Lösungen ohne Wand

Welche möglichen Massnahmen zur Reduktion des voraussichtlich herrschenden Schallpegels gibt es bei geplanter Bebauung? Diese Optionen sind auf alle Fälle der Errichtung einer Lärmwand vorzuziehen, da diese lediglich Sanierungsmassnahmen darstellen und somit nicht von Anfang eingeplant werden sollten.

Geschickt Bauen im Lärm

Es gibt verschiedene Möglichkeiten in lärmbelasteten Gebieten neue Wohngebäude lärmschutzoptimiert zu erstellen. Mitten im Siedlungsgebiet sind neben den klassischen Lärmschutzmassnahmen vor allem Lösungen gefragt, welche auch bezüglich Siedlungsbild und Städtebau verträglich sind.
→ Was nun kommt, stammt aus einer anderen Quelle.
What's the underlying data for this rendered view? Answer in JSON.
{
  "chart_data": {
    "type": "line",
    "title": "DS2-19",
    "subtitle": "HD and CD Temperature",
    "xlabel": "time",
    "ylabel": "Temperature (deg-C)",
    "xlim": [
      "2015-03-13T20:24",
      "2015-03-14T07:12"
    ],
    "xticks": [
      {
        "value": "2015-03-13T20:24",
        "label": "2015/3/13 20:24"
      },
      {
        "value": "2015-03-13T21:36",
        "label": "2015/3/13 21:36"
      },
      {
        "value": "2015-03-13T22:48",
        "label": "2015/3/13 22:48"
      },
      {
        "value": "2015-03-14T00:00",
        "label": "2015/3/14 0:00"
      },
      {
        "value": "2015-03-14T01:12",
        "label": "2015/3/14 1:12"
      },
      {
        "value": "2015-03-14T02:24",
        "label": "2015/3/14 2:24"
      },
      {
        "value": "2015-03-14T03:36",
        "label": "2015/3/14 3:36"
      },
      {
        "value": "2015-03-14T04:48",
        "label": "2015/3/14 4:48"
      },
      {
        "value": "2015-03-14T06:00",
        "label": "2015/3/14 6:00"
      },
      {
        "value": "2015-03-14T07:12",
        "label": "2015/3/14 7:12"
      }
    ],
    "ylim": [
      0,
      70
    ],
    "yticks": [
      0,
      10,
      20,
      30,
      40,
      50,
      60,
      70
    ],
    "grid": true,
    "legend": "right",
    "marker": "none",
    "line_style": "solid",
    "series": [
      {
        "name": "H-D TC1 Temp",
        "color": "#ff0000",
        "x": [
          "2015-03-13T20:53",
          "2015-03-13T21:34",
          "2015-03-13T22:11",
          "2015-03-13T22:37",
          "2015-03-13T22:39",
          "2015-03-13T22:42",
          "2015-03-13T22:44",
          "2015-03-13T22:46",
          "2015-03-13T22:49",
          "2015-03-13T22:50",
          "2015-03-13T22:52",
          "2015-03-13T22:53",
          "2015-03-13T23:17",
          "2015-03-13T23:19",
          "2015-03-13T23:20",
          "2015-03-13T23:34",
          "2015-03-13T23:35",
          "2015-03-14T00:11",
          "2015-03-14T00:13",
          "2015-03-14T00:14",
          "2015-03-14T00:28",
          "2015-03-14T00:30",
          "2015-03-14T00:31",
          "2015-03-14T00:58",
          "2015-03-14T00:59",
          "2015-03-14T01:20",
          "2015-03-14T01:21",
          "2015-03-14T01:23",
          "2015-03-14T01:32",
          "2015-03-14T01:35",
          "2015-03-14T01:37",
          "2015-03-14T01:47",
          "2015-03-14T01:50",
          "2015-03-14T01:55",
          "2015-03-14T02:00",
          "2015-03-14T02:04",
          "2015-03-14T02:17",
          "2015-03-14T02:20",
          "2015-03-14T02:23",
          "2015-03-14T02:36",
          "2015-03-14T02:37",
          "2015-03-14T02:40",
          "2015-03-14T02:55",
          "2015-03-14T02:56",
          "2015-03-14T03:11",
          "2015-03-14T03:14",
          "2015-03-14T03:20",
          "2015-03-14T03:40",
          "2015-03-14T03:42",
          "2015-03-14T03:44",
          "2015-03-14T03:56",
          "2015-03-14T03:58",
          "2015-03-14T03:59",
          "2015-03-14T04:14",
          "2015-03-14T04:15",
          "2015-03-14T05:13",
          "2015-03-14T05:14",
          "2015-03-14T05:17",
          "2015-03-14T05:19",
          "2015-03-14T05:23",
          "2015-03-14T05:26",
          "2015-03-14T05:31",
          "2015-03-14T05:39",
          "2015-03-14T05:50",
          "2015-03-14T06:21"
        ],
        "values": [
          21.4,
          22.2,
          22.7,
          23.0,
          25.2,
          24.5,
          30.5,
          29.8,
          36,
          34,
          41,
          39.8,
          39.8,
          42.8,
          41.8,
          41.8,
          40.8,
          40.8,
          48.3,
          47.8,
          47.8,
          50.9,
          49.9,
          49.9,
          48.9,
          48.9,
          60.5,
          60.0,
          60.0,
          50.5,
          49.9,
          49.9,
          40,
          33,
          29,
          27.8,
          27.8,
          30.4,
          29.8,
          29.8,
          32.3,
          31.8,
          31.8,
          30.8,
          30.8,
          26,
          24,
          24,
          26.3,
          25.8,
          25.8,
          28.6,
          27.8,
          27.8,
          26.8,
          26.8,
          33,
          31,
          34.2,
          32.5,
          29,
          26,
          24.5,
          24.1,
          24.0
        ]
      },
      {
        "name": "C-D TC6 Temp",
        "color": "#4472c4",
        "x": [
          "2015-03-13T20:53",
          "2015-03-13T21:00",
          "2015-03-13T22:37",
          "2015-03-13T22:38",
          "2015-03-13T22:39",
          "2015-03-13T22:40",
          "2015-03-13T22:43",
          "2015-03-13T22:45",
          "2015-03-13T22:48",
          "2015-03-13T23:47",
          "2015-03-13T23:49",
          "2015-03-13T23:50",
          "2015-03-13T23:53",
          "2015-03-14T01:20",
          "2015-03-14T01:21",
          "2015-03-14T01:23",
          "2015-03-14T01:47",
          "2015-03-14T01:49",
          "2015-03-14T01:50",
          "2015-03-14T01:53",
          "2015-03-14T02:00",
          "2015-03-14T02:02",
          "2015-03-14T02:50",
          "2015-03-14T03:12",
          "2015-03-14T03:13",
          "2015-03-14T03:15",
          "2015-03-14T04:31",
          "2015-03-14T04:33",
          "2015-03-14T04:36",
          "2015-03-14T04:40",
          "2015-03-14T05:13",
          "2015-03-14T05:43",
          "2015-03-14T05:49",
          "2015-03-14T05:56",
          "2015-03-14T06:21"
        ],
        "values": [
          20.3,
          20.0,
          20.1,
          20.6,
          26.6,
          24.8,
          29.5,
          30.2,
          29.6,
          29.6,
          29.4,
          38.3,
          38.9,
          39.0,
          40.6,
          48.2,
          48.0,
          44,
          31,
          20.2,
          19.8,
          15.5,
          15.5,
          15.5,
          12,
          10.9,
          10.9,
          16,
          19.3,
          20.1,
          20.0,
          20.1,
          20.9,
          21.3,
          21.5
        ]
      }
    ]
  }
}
Eine einfache Massnahme ist die Abstandsvergrösserung zwischen Fenstern von lärmempfindlichen Räumen und der Lärmquelle. Jedoch ist dieses Vorgehen nur dann zweckmässig, wenn genügend Platz vorhanden ist (z.B. ausserorts). Im Innerortsbereich führt eine grössere Distanz zur Lärmquelle vorab zu verlärmtem Abstandsgrün.
Legende: rote Fassadenteile überschreiten die Grenzwerte, grüne halten sie ein.

Eine weitere Massnahme besteht in der lärmabgewandten Anordnung der Wohnungsgrundrisse. Lärmunempfindliche Räume wie Nasszellen und Erschliessung werden zur Quelle hin orientiert; Wohn- und Schlafbereich werden zur ruhigen Seite hin angeordnet. Dieses Vorgehen ist jedoch nur dann zweckmässig und auch sinnvoll, wenn keine städtebaulichen Anforderungen bestehen, d.h. bei Bahnlinien und Autobahnen.

Entlang von Strassen im Siedlungsraum führt diese Massnahme jedoch zu städtebaulich unbefriedigenden Situationen. Das Gebäude zeigt dem öffentlichen Raum seine kalte Schulter und die Strasse verliert ihren Charakter als öffentlicher Raum und wird zum Verkehrsträger.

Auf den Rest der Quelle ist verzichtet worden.